Caroline Crewe-Read is living in the south of Italy. She says: “It’s a beautiful and diverse country which offers huge opportunities for travel, and for learning a new language and culture, but I’ve been surprised at just how challenging this posting has been and I’m not alone.”

Naples is not an easy a place to live, she explains: “The dangerous driving is notorious and whilst the city and its people are known for their warmth and hospitality, the region has high levels of unemployment and crime, so you live with a heightened sense of security, which can be draining.”

Getting home

Some parents have to consider the logistics of supporting children at boarding school in the UK. Families receive a contribution for School Children’s Visits (SCVs) but for shorter half-term holidays, children may choose not to return ‘home’ if they have to travel long haul. There is provision for reverse SCVs, but only for one parent.

Other factors include younger children flying alone. Caroline says: “The lack of unaccompanied minors’ services with most airlines has made travel much more challenging.”

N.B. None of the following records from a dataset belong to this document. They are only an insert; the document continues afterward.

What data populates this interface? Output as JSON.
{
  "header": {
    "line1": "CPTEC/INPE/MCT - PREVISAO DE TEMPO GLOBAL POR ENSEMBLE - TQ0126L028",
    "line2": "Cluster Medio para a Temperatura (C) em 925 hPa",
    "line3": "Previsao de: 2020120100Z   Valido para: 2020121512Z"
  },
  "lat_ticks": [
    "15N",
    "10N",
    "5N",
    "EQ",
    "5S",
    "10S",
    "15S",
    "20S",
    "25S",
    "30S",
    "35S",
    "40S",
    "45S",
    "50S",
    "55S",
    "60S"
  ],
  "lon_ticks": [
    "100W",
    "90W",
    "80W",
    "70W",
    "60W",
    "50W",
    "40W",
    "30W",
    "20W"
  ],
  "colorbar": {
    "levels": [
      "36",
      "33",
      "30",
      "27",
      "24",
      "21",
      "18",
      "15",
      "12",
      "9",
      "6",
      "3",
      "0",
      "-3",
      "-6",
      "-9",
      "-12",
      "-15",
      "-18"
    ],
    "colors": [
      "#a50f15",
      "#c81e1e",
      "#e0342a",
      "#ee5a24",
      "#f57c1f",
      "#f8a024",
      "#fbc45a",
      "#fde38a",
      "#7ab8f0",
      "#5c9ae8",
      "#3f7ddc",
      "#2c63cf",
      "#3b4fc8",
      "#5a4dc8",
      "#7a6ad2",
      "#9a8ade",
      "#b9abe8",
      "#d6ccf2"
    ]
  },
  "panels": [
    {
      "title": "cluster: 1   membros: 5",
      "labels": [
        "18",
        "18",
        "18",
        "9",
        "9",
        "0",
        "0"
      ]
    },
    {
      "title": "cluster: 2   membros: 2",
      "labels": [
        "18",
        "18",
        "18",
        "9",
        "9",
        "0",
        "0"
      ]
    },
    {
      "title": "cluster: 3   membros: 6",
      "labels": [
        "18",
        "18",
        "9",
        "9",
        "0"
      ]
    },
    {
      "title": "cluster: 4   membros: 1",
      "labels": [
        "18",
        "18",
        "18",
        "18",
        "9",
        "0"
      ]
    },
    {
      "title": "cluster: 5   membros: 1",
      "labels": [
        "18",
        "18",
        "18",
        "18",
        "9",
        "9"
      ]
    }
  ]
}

Bettina & Nigel Jordan-Barber

Bettina & Nigel Jordan-Barber

You can visit the UK to escort your child back at public expense, but again, the provision is only for one nominated person. The onus is on you to find out what’s available for your location.

Bettina Jordan-Barber is on her third overseas posting. She says: “Without doubt, the biggest friction is the process of moving – a vast administrative burden that service families have to absorb. “We always have to pay out for expenses and claim back later, so we are constantly owed money.”

Note that in some circumstances, you may be able to get advance of pay to help with this issue, so AFF encourages you to speak to your unit admin team.

Raising your concerns

AFF Policy & Research Director, Michelle Alston emphasised that several key concerns from the survey need to be addressed: “We’ll use this evidence to raise the issues with the MOD and chain of command and push for positive change.” The survey evidenced that additional financial expenditure remains a key challenge. “Whilst AFF understands that the full impact of the recent LOA changes, both positive and negative, will take time to be understood, we urge the army to monitor the effects of the new allowances,” she says.

AFF would also like to see information provided that is up-to-date, in clear and accessible language, giving a realistic view of challenges and experiences in specific locations. Michelle adds: “This will empower families to have the information they need to prepare for their move.”

Col Leigh Drummond, Assistant Head Personnel Services, responded to the survey: “The feedback from our people and their families is crucial in ensuring our policies are fit for purpose and that we have communicated them effectively.

“The fact some of these issues are recurring themes is undoubtedly frustrating and we continue to work with AFF to help prioritise what we, the army, needs to address to improve our people’s lived experience.”